Vejamos agora como verificar o funcionamento da definitude a partir de um
exemplo concreto.

- Ontem fui jogar futebol com um amigo meu. Ele marcou dois gols, mas o time
adversário ganhou assim mesmo.

Vamos supor que se trata de um texto falado e que temos acesso direto à situação
comunicativa. Examinaremos individualmente as expressões referenciais ontem, um
amigo meu, ele, o time adversário, grifadas no exemplo.

- ontem é identificável pela situação (estamos presentes e sabemos quando a


interação acontece); a situação automaticamente instaura todas as coordenadas
temporais. Se temos acesso à situação, ontem faz referência ao dia anterior.
[Suponhamos por um momento que não temos acesso à situação: nesse caso,
falta o elemento básico para tornar o referente de ontem acessível; ou esse
elemento é fornecido discursivamente (através de uma descrição, por exemplo
fornecendo uma data com relação à qual interpretar ontem) ou a acessibilidade
é comprometida]

- um amigo meu apresenta leitura específica, ou seja, seu referente é um amigo


particular, não sendo nem um amigo qualquer nem a classe dos amigos do
falante. Mas, apesar de ser específico, o referente não é identificável. O
interlocutor sabe que é um referente individual, mas não tem condições de
identificar entre os possíveis referentes (os possíveis amigos do falante) qual
referente é. A instrução que o falante dá é: "você não pode ou não precisa
identificar o referente, mas sabe que se trata de um amigo específico".

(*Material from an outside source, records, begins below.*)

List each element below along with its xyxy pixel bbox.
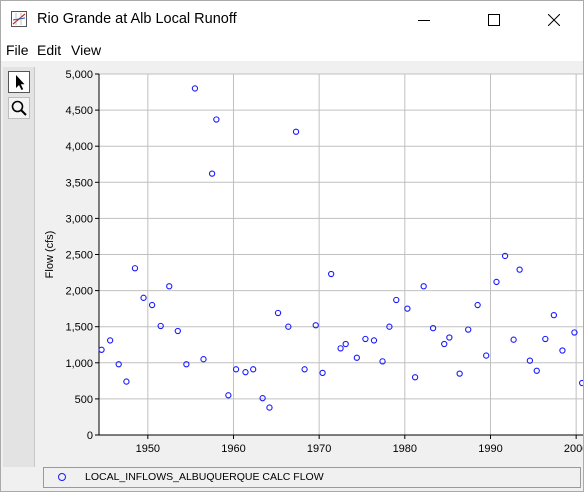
x-tick-label: 2000 — [564, 443, 583, 455]
data-point — [174, 327, 181, 335]
data-point — [319, 369, 326, 377]
data-point — [312, 322, 319, 329]
data-point — [526, 357, 534, 364]
data-point — [516, 266, 523, 273]
data-point — [379, 358, 386, 365]
data-point — [420, 283, 427, 290]
data-point — [337, 345, 344, 352]
close-icon — [548, 14, 560, 26]
data-point — [301, 366, 308, 373]
data-point — [429, 324, 437, 332]
data-point — [191, 85, 199, 92]
data-point — [386, 323, 393, 330]
chart-panel: 0 500 1,000 1,500 2,000 2,500 3,000 3,500 4,000 4… — [38, 67, 584, 467]
data-point — [274, 309, 282, 317]
data-point — [411, 374, 419, 381]
arrow-cursor-icon — [16, 75, 25, 90]
data-point — [483, 352, 490, 359]
menu-view[interactable]: View — [71, 42, 102, 58]
data-point — [393, 296, 400, 304]
x-tick-label: 1980 — [393, 443, 417, 455]
data-point — [266, 404, 273, 411]
x-tick-label: 1990 — [478, 443, 502, 455]
data-point — [106, 337, 114, 344]
chart-app-icon — [11, 11, 27, 27]
y-tick-label: 3,000 — [65, 213, 93, 225]
data-point — [550, 311, 558, 319]
data-point — [533, 367, 540, 374]
y-tick-label: 1,500 — [65, 322, 93, 334]
legend-marker — [58, 473, 66, 481]
data-point — [148, 301, 156, 309]
data-point — [200, 356, 207, 363]
y-tick-label: 4,500 — [65, 105, 93, 117]
data-point — [98, 346, 105, 353]
data-point — [140, 294, 147, 301]
y-tick-label: 2,000 — [65, 286, 93, 298]
y-tick-label: 500 — [75, 394, 93, 406]
data-point — [370, 337, 378, 344]
menu-bar: File Edit View — [1, 39, 583, 61]
close-button[interactable] — [531, 1, 577, 39]
data-point — [208, 170, 216, 177]
data-point — [571, 329, 578, 336]
data-point — [542, 335, 549, 343]
data-point — [183, 361, 190, 368]
data-point — [456, 370, 463, 377]
x-tick-label: 1950 — [136, 443, 160, 455]
data-point — [123, 378, 130, 385]
x-tick-label: 1970 — [307, 443, 331, 455]
flow-scatter-chart[interactable]: 0 500 1,000 1,500 2,000 2,500 3,000 3,500 4,000 4… — [38, 67, 584, 467]
data-point — [353, 354, 360, 361]
y-tick-label: 4,000 — [65, 141, 93, 153]
data-point — [213, 116, 220, 123]
window-title: Rio Grande at Alb Local Runoff — [37, 11, 237, 27]
data-point — [362, 335, 369, 343]
data-point — [342, 340, 349, 348]
maximize-button[interactable] — [471, 1, 517, 39]
y-tick-label: 5,000 — [65, 69, 93, 81]
data-point — [510, 336, 517, 343]
data-point — [493, 278, 500, 286]
data-point — [242, 369, 249, 376]
data-point — [285, 323, 292, 330]
data-point — [559, 347, 566, 354]
minimize-button[interactable] — [401, 1, 447, 39]
data-point — [250, 366, 257, 373]
data-point — [166, 283, 173, 290]
magnifier-icon — [11, 100, 27, 116]
minimize-icon — [418, 20, 430, 21]
data-point — [115, 361, 122, 368]
data-point — [131, 265, 139, 272]
menu-file[interactable]: File — [6, 42, 29, 58]
zoom-tool-button[interactable] — [8, 97, 30, 119]
data-point — [327, 270, 335, 278]
y-tick-label: 0 — [87, 430, 93, 442]
y-tick-label: 3,500 — [65, 177, 93, 189]
data-point — [225, 392, 232, 399]
pointer-tool-button[interactable] — [8, 71, 30, 93]
menu-edit[interactable]: Edit — [37, 42, 62, 58]
data-point — [404, 305, 411, 312]
x-tick-label: 1960 — [221, 443, 245, 455]
maximize-icon — [488, 14, 500, 26]
legend-series-label: LOCAL_INFLOWS_ALBUQUERQUE CALC FLOW — [85, 471, 324, 483]
y-axis-title: Flow (cfs) — [44, 231, 56, 279]
data-point — [259, 395, 266, 402]
data-point — [292, 128, 300, 135]
data-point — [501, 252, 509, 260]
data-point — [441, 340, 448, 348]
chart-legend: LOCAL_INFLOWS_ALBUQUERQUE CALC FLOW — [43, 467, 581, 488]
y-tick-label: 2,500 — [65, 250, 93, 262]
title-bar[interactable]: Rio Grande at Alb Local Runoff — [1, 1, 583, 39]
data-point — [578, 379, 584, 387]
data-point — [157, 322, 164, 330]
plot-toolbar — [3, 67, 35, 467]
data-point — [446, 334, 453, 341]
data-point — [232, 366, 240, 373]
y-tick-label: 1,000 — [65, 358, 93, 370]
data-point — [474, 301, 481, 309]
data-point — [465, 326, 472, 333]
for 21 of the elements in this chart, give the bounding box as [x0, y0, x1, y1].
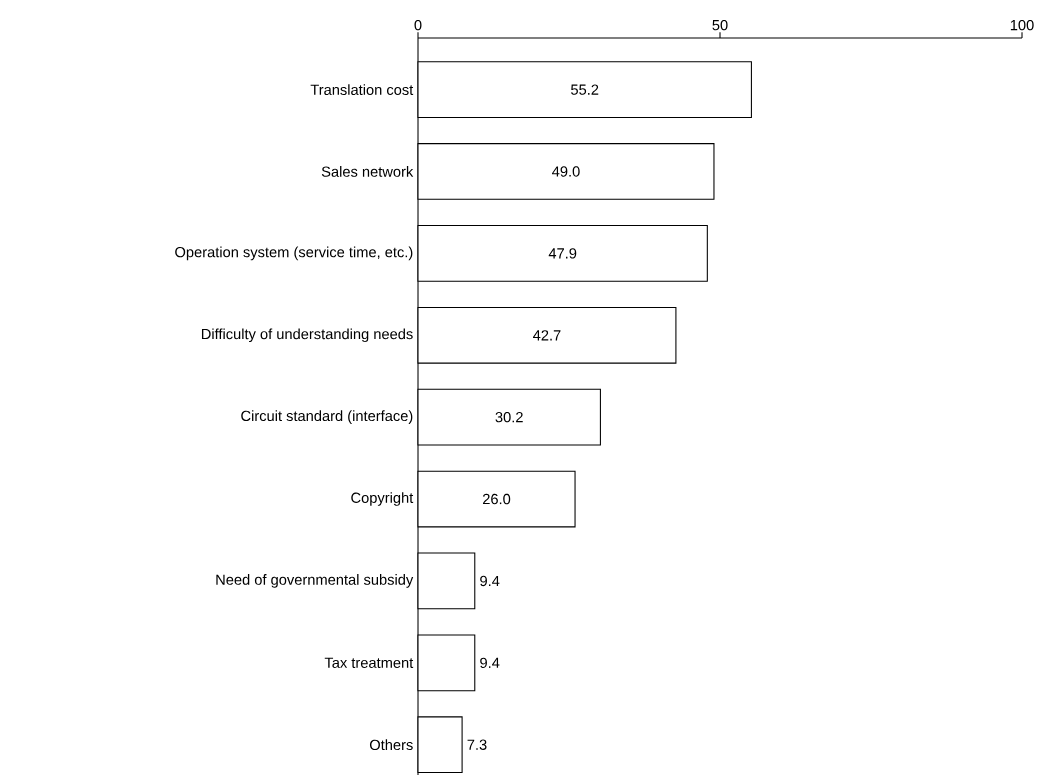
data-label: 30.2 — [495, 411, 523, 423]
data-label: 49.0 — [552, 166, 580, 177]
data-label: 42.7 — [533, 330, 561, 341]
x-tick-label: 50 — [712, 19, 728, 31]
data-label: 9.4 — [480, 575, 500, 587]
y-tick-label: Copyright — [351, 492, 414, 506]
y-tick-label: Difficulty of understanding needs — [201, 328, 413, 343]
data-label: 47.9 — [548, 248, 577, 259]
x-tick-label: 0 — [414, 19, 422, 31]
x-tick-label: 100 — [1010, 19, 1034, 31]
data-label: 26.0 — [482, 493, 511, 505]
data-label: 9.4 — [480, 657, 500, 669]
y-tick-label: Others — [369, 739, 413, 751]
y-tick-label: Need of governmental subsidy — [216, 574, 414, 588]
y-tick-label: Translation cost — [310, 84, 414, 95]
y-tick-label: Tax treatment — [324, 657, 414, 668]
data-label: 55.2 — [571, 84, 599, 95]
y-tick-label: Operation system (service time, etc.) — [175, 246, 413, 261]
data-label: 7.3 — [467, 739, 487, 750]
y-tick-label: Circuit standard (interface) — [241, 410, 413, 424]
y-tick-label: Sales network — [321, 166, 414, 177]
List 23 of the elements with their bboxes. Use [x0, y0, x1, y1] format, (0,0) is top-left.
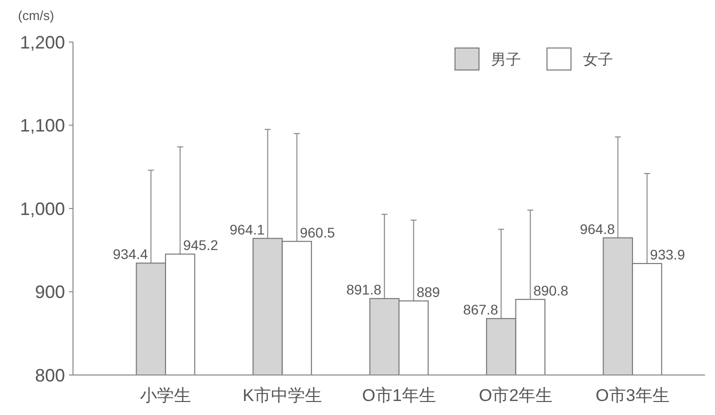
data-label: 889 — [416, 284, 440, 300]
y-tick-label: 1,100 — [20, 116, 65, 136]
y-tick-label: 900 — [34, 282, 65, 302]
data-label: 964.8 — [580, 220, 616, 237]
data-label: 890.8 — [533, 282, 569, 298]
data-label: 891.8 — [346, 282, 382, 298]
x-tick-label: O市2年生 — [478, 386, 553, 405]
x-tick-label: O市1年生 — [362, 386, 436, 405]
data-label: 945.2 — [183, 237, 218, 254]
data-label: 933.9 — [650, 246, 686, 263]
data-label: 964.1 — [230, 221, 265, 238]
x-tick-label: 小学生 — [140, 386, 192, 405]
legend-label: 女子 — [583, 51, 613, 68]
y-axis-title: (cm/s) — [18, 8, 54, 23]
y-tick-label: 800 — [34, 365, 65, 386]
data-label: 934.4 — [112, 246, 148, 262]
data-label: 867.8 — [463, 302, 498, 318]
data-label: 960.5 — [300, 224, 336, 240]
x-tick-label: K市中学生 — [242, 386, 322, 405]
x-tick-label: O市3年生 — [596, 386, 670, 405]
legend-label: 男子 — [491, 51, 521, 68]
y-tick-label: 1,200 — [20, 32, 65, 52]
y-tick-label: 1,000 — [20, 198, 65, 219]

- ele é um indexical e, portanto, não fornece quase nada de significado


intensional. Nesse caso fornece simplesmente o significado de masculino
singular. Isso significa que ele pode fazer referência somente a algo ativo, ou
seja, algo que esteja presente à atenção dos interlocutores. No exemplo, o
referente é algo que foi instaurado há pouco tempo discursivamente por meio
do descriptor um amigo meu e que não entra em competição com outro
referente masculino singular.
- IMPORTANTE! Quanto à questão da identificabilidade, normalmente
ela é entendida como a capacidade de identificar com certeza de qual
referente se trata; nesse caso sabemos que o referente é identificável
como o mesmo referente designado antes com o descriptor um amigo
meu. O fato de um amigo meu não ser identificável coloca uma
questão. Se por identificabilidade entendemos (como normalmente se
entende) que o referente não pode ser confundido com outro, então o
referente de ele deve ser considerado identificável. De fato, sabemos
que ele se refere ao mesmo referente de um amigo meu. Não temos
como confundir o referente. Então vamos considerar o referente de ele
como identificável. Não nos parece pertinente entender que, por
retomar um descriptor que designa um referente não identificável, ele
herde a não identificabilidade desse descriptor. Portanto, a
identificabilidade não consiste em conhecer as características
específicas dos referentes, mas em saber se a expressão identifica um
referente que pode ser individualizado no modelo de discurso ou não.
Nesse caso, individualizamos o referente de ele como o mesmo
referente apontado pela expressão um amigo meu.
- o time adversário é apresentado de tal forma que entendemos que a instrução
dada pelo falante é "você pode identificar o referente", muito embora o
referente não tenha sido instaurado anteriormente. Isso advém do fato de que
o frame jogo de futebol instaura automaticamente uma série de referentes:
quadra, gol, juiz, e também time adversário. Portanto, o referente deve ser
considerado como já instaurado e pode assim ser retomado como identificável.
Mas não podemos dizer que o referente esteja ativo, porque ele não razão para
supormos que ele estivesse presente à atenção dos interlocutores, mas temos
razões suficientes para afirmar que estivesse presente na memória.